The presenter described ThoughtExchange’s back-end features, including localized AI summaries of responses and tools to flag personal or sensitive comments. He said the district can run anonymous surveys or connect identities, and that for the initial staff survey the district chose an open link to encourage participation while avoiding the perception that responses were tied to personal email addresses. "We are around 680 total respondents, which means they started the survey. We were close to 400 who completed," he said.
Trustees asked how the district will protect privacy and guard against repeat or non-staff submissions. One trustee pressed whether an open link could be forwarded and skew results; staff acknowledged that an open link could be shared and said they will review responses for anomalies and consider connecting district email accounts in other use cases. The presenter said ThoughtExchange applies FERPA and student-privacy safeguards and that administrators can remove or hide overly specific posts.

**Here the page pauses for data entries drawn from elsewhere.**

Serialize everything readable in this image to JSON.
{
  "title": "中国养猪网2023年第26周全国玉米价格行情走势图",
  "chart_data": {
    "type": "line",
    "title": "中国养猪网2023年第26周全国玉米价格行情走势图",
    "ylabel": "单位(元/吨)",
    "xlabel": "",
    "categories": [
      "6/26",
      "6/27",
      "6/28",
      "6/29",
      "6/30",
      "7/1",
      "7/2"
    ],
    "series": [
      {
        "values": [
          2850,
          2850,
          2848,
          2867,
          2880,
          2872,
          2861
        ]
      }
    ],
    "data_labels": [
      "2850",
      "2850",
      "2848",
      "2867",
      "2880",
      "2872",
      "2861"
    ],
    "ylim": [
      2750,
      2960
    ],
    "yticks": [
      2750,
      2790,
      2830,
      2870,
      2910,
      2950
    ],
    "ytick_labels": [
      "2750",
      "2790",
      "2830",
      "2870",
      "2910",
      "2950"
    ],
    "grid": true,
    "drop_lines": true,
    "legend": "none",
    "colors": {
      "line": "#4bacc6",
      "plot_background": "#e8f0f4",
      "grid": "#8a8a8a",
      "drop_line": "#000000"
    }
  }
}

Board members also asked about frequency and customization of surveys; the presenter said the district can create its own questions, use templates from ThoughtExchange specialists, and expand exchanges beyond once-a-semester surveys to topical follow-ups.
The district plans to publish district-wide, aggregated reports and to use findings to develop targeted action items. Staff said they had signed a two-year contract to give the platform time to show impact and to support multiple campaigns, including attendance and exit-interview pilots slated for the spring.
Next steps: staff will continue analyzing the staff survey results with the vendor, develop rollout plans for parents and students, and report back to the board with recommendations and any proposed controls for limiting repeat or non-eligible responses.